Schweizer Staatsquote in guter Gesellschaft
Mit einer aktuellen Staatsquote von 32 Prozent liegt die Schweiz leicht über dem globalen Median. Die Staatsquote spiegelt das Verhältnis der staatlichen Ausgaben zum BIP wider und ist ein wichtiger Indikator für das staatliche Engagement in der Volkswirtschaft.
Text: David Marmet
In der Budgetdiskussion des National- und Ständerats während der kürzlich zu Ende gegangenen Wintersession ging es einmal mehr um die Frage, ob der Bund ein Ausgaben- oder ein Einnahmenproblem hat. Eng mit dieser Frage verknüpft ist die Rolle des Staates. Wie stark soll er in die Wirtschaft eingreifen und an den volkswirtschaftlichen Aktivitäten partizipieren? Um dies zu messen, wird die Staatsquote als wichtiger Indikator herangezogen. Sie beschreibt das Verhältnis der staatlichen Ausgaben zum Bruttoinlandsprodukt (BIP) eines Landes. Im Zähler steht also die Summe aus allen öffentlichen Investitionen, dem Staatskonsum und den Transferzahlungen.

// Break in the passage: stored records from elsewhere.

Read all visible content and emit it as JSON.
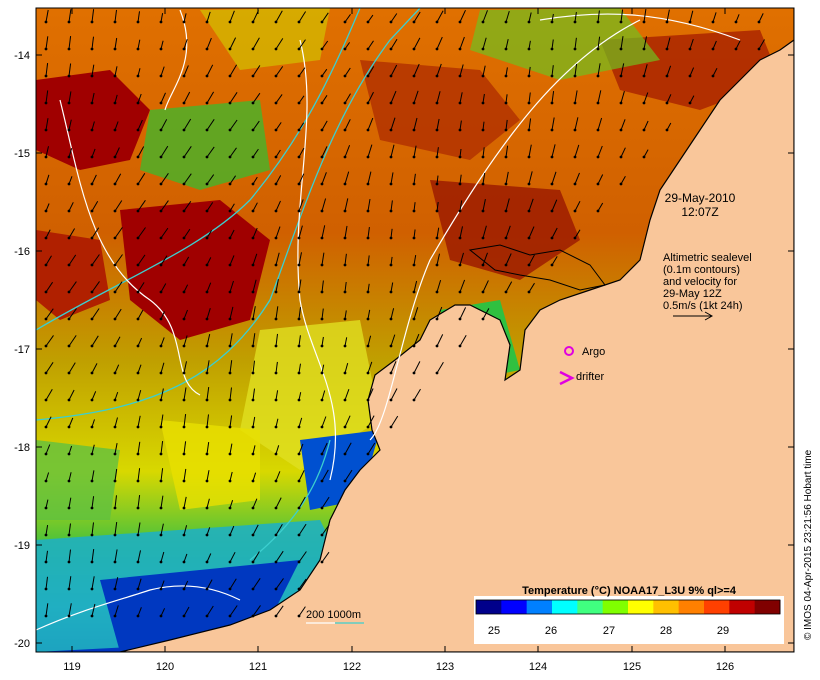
{
  "map": {
    "date": "29-May-2010",
    "time": "12:07Z",
    "credit": "© IMOS 04-Apr-2015 23:21:56 Hobart time",
    "colors": {
      "land": "#f9c69a",
      "coast": "#000000",
      "contour": "#ffffff",
      "bathymetry": "#3ccfcf",
      "argo": "#e000e0",
      "drifter": "#e000e0",
      "arrow": "#000000"
    }
  },
  "axes": {
    "x_ticks": [
      "119",
      "120",
      "121",
      "122",
      "123",
      "124",
      "125",
      "126"
    ],
    "y_ticks": [
      "-14",
      "-15",
      "-16",
      "-17",
      "-18",
      "-19",
      "-20"
    ]
  },
  "legend": {
    "altimetry_lines": [
      "Altimetric sealevel",
      "(0.1m contours)",
      "and velocity for",
      "29-May 12Z",
      "0.5m/s (1kt 24h)"
    ],
    "argo_label": "Argo",
    "drifter_label": "drifter",
    "bathymetry_label": "200  1000m"
  },
  "colorbar": {
    "title": "Temperature (°C) NOAA17_L3U 9% ql>=4",
    "ticks": [
      "25",
      "26",
      "27",
      "28",
      "29"
    ],
    "colors": [
      "#00008b",
      "#0000ff",
      "#0080ff",
      "#00ffff",
      "#40ff80",
      "#80ff00",
      "#ffff00",
      "#ffc000",
      "#ff8000",
      "#ff4000",
      "#c00000",
      "#800000"
    ]
  }
}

Internationale Vergleiche der Staatsquote
Aus wissenschaftlicher Sicht gibt es kein optimales Niveau der Staatsquote. In welchem Ausmass öffentliche Güter wie Bildung, Gesundheit, Sicherheit oder Infrastruktur vom Staat bereitgestellt werden sollen und wie stark er umverteilen soll, ist letztlich eine politische Frage und von jedem Land individuell zu beantworten. Gemäss dem Internationalen Währungsfonds (IWF) hat Somalia mit 7,1% die niedrigste Staatsquote, gefolgt von Haiti mit 8,3%. Das von einigen wirtschaftspolitischen Entscheidungsträgern ins Feld geführte Argument, eine niedrige Staatsquote sei per se positiv zu werten, da dies unternehmerische Freiheit bedeute, ist angesichts dieses Länderrankings schwer nachvollziehbar. Solche Länder bekunden Mühe, soziale Sicherheit zu gewährleisten und essenzielle Güter wie Bildung und Gesundheit zur Verfügung zu stellen. Das Land mit der niedrigsten Staatsquote, das nach westlichen Standards genügend öffentliche Güter und einen akzeptablen Sozialstaat anbietet, ist Singapur mit 15%.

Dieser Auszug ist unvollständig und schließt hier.